The Great Smoky Mountains National Park is a 522,427-acre park, divided almost evenly between the states of North Carolina and Tennessee. Besides the damage that wallowing does to the fragile ecosystem that has not evolved with native animals that wallow, the behavior is a significant source of silting and contamination of streams inhabited by native brook trout, which have a low tolerance for contaminated or silted waters.

Feral swine’s voracious appetite reduces natural food stocks such as acorns, which directly effects deer, black bears and other native species that inhabit the park. They are also carriers of diseases dangerous to both humans and wildlife.

The research involved trapping, anesthetizing and fitting 16 female feral swine with global positioning system — better known as GPS — collars to track where the invasive animals traveled within the park.

“Using these locations, we developed predictive models for the summer and winter to determine the most likely places to find feral swine,” said team leader Frances Buderman, assistant professor of quantitative wildlife ecology in the College of Agricultural Sciences. “We created a straightforward method that accounts for general, large-scale space-use, and fine-scale preferences for specific habitat.”

In findings recently published in Biological Invasions, the researchers reported that in summer, feral swine used lower slopes regardless of elevation, especially those closer to human dominated spaces such as along paved and gravel roadways. When moving around the landscape in winter, feral swine showed a preference for higher elevations with lower slopes. They also avoided trails, highly developed areas and oak-dominated areas of the park.

Importantly, the work looked at two different scales of habitat preference, Buderman explained.

“Most animals limit their daily movement to a general area, or home range, and within that home range, they select certain areas more than others,” she said. “However, these fine-scale preferences might not explain why they selected that home range in the first place. For instance, if you looked at my daily movements, you would say I like college campuses, but I wouldn’t choose to live in the town with the most college campuses."

In terms of feral swine, although in the winter they preferred higher elevation areas with less oak habitat within their home ranges, their home ranges were located in lower elevation areas with more oak habitat relative to the entire park landscape. When acorns were abundant, they constituted up to 84% by volume of the documented diet of feral swine in Great Smoky Mountains National Park, according to researchers.
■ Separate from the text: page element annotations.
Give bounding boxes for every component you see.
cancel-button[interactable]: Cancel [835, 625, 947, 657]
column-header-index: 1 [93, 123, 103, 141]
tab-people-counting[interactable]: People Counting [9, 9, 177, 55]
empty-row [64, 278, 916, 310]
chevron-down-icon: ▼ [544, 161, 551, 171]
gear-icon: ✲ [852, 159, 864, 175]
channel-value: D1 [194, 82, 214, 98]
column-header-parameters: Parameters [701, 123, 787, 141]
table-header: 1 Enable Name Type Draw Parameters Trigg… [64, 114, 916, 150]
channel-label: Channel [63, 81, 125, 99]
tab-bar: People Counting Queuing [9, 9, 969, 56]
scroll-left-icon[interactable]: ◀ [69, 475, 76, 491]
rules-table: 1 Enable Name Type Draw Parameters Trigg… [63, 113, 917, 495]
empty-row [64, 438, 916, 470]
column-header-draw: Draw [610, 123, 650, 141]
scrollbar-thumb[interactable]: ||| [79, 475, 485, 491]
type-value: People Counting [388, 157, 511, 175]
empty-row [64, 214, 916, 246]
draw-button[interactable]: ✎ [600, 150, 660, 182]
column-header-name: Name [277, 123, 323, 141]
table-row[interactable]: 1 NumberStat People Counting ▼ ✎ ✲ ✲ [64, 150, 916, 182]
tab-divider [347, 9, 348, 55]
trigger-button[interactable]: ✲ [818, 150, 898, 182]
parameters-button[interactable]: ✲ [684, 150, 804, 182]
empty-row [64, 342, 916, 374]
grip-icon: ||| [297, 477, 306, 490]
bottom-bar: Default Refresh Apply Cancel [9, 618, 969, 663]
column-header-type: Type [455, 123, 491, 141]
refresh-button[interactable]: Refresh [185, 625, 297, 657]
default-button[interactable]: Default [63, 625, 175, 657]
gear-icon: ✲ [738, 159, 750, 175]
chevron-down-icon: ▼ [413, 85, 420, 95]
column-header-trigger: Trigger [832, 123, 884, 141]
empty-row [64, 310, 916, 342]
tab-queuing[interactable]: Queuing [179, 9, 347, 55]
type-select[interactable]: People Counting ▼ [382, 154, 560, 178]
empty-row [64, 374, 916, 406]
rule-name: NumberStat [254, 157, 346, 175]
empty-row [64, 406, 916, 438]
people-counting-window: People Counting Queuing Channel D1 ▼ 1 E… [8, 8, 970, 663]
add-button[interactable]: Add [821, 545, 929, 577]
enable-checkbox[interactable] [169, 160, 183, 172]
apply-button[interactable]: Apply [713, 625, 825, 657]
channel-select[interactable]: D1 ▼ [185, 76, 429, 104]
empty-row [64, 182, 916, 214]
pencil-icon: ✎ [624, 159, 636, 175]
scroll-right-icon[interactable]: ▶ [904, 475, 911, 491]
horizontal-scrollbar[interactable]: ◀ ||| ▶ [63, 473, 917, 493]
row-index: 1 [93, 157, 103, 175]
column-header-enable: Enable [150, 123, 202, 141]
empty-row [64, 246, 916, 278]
Focusing on only one type of selection, such as within home-range, can lead to erroneous extrapolations when considering the park as a whole, Buderman pointed out.

The research could help result in more effective control of feral swine in Great Smoky Mountains National Park, according to Buderman — an expert on animal habitat selection, space use and movement — because it resolves some misconceptions. The park is huge, and managers need to consider individual differences, seasonal variation, and multiple levels of habitat selection.

Wildlife managers can use these models to better focus feral swine surveillance and management in the park, Buderman explained, adding that managers can identify areas of high use by season and plan control activities that are both accessible and highly efficient.

This research was a large collaborative effort, and included contributions from P.J. Helm, Department of Forestry, Wildlife and Fisheries, University of Tennessee; J. D. Clark, U.S. Geological Survey, Northern Rocky Mountain Science Center, Southern Appalachian Research Branch, University of Tennessee; R. H. Williamson and J. Yarkovich, National Park Service, Great Smoky Mountains National Park; and J. M. Mullinax, Department of Environmental Science and Technology, University of Maryland.

Funding for this study was provided by the National Park Service, Eastern Band of Cherokee Indians, the Tallassee Fund and the U.S. Department of Agriculture’s National Institute of Food and Agriculture.